Wednesday, August 8, 2007

23: footsteps-- pearl jam

this song came out of nowhere. pearl jam had already been well established as one of my favorite bands. i had all their albums, i had posters, a t-shirt, etc. i figured i knew them pretty well. one day in high school (back when rocky mount had a cd store) i came across the single for 'jeremy' which had this little girl with a gun on it. having only 2 other singles of anything in my entire collection (soundgarden and radiohead ones), i figured this would be a good add. and it had 'yellow ledbetter' on it, which was awesome, and it was cheaper than a full album. there was just this one song in the middle of those two. i didnt care what it was or what it sounded like-- i was going to buy the cd.

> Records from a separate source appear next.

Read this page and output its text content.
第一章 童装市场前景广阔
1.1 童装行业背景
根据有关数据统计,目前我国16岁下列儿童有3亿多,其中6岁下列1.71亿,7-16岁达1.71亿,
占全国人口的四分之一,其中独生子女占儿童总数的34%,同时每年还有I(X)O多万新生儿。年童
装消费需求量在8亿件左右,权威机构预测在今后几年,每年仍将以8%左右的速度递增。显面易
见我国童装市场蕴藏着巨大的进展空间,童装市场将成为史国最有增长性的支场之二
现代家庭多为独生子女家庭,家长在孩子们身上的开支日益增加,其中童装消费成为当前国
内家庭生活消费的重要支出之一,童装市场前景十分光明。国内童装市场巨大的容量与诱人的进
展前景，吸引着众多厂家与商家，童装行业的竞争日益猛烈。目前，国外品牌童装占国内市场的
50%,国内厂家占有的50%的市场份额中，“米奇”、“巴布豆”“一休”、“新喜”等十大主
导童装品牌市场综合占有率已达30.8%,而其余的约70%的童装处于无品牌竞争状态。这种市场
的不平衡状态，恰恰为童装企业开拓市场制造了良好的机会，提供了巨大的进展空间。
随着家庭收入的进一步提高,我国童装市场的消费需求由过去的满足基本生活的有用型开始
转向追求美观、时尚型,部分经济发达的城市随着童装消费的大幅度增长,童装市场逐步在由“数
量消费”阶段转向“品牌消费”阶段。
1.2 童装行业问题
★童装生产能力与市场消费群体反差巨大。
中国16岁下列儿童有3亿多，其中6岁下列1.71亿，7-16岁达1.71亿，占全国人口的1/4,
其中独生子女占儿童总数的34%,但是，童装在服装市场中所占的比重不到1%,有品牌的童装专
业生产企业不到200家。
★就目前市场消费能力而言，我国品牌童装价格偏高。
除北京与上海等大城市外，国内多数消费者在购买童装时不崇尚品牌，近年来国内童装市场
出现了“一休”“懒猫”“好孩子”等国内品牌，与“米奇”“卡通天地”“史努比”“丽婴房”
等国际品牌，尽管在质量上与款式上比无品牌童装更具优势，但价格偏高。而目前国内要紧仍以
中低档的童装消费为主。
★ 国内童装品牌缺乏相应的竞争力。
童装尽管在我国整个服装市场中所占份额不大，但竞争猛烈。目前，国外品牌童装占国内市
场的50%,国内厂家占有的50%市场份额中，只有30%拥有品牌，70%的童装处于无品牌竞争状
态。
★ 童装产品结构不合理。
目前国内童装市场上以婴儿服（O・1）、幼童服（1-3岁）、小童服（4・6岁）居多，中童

upon first listen i realzed that footsteps, sandwiched between 2 pearl jam classics, hit me in a way that neither of those songs, nor any other pearl jam song, had. maybe it was the timing, or the weather or something, but i heard something in eddie vedder's voice that i had not recognized earlier. it sounded like a confessional, a man at the end of his rope purging himself of heartache and frustration. and it felt so real. the music was stripped down and quiet, and vedder's voice seemed to slice through the silence. i was impressed. taken aback. the lyrics and vocals went hand in hand and told a story that seemed very truetolife. and you felt it.

this song made me realize how much i appreciated deeply personal music. it was a song i turned to on several occasions during the teenage years just because there were times the song seemed to fit so well. it also made me look at pearl jam differently, which was both good and bad. in some ways, my connection to their music became stronger, but at the same time i began to question why this song had stood out as feeling so real after having listened to the rest of their stuff. are they not always so genuine? these were things i would think on later, but for the time, this song provided a source for purging and for looking at things more serious.